20-"Nefsim yed-i kudretinde olan Allah'a yemin ederim ki, siz günah işlememiş (tevbe ve istiğfar) etmemiş olsaydınız, sizin yerinize, günah işleyip de Allah Teâlâ'ya istiğfar edecek bir kavim getirir de onları affederdi."
21-Huzuru Peygambere biri gelir ve günahından ötürü dövünerek; vay günahlardan ötürü başıma gelecek musibet diye feryad eder. Resûlü Ekrem o kimseye der ki: "Ey Rabbim senin mağfiret deryan benim günahımdan daha geniştir, amelimden daha çok rahmetinden ümid ederim."
Bu kelimeleri Resûlullah o kimseye birkaç defa tekararlatır. Sonra; "kalk Allah seni affetti..." buyurur.

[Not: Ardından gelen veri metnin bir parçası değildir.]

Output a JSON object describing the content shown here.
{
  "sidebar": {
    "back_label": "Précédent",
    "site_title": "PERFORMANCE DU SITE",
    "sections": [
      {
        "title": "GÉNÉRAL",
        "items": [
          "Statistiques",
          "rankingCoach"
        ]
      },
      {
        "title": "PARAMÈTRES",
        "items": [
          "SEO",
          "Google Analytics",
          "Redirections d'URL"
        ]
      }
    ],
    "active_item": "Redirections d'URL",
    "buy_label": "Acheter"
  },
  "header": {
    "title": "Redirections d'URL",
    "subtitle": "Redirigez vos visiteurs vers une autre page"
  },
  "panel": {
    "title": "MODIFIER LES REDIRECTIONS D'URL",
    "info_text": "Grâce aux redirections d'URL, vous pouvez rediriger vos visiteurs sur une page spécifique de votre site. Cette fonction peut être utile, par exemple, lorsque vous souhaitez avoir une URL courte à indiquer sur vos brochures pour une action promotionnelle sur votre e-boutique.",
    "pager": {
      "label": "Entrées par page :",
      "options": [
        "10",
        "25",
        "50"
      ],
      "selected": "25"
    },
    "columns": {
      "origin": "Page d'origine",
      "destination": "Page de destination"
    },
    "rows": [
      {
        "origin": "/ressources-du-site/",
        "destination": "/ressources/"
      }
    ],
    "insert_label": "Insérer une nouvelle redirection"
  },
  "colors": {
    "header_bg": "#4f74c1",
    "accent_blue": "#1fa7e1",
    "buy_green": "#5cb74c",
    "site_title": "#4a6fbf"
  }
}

Tefsiri Nisaburide şu hadisi şerif nakl edilmiştir.
22-"Melekler levh-i mahfûzu seyrederlerken müminlerin güzel amellerini görürle. Ma'siyetlerini görecekleri anda üzerine hicap (perde) çekilir. Melekler günahları göremediklerinden derler ki: "Kulların sevabını gösterip günahlarını gizleyen Rabbimizi tesbih ve tenzih ederiz." O hali temaşa eden melekler bu ümmeti merhumeyi görmeye aşık olurlarda o vakit dünyaya gelirler. (kadir gecesinde) yeryüzünden yapılan ibadet ve taatı seyrederler de sema sakinlerinin bu kadar çeşitli ibadet yapamadıklarını görürler.
Asillerin Cenabı Ecelli Ala'ya ettikleri tevbe iniltilerinin seslerini işitirler. Bu inilti Allah Teâlâ'yı tesbih edenlerin tesbih seslerinden daha sevgilidir. Melekler birbirlerine seslenirler! "Geliniz öyle ses işitiyoruz ki o ses Allah Teâlâ'ya bizim ettiğimiz tesbihten daha sevgilidir."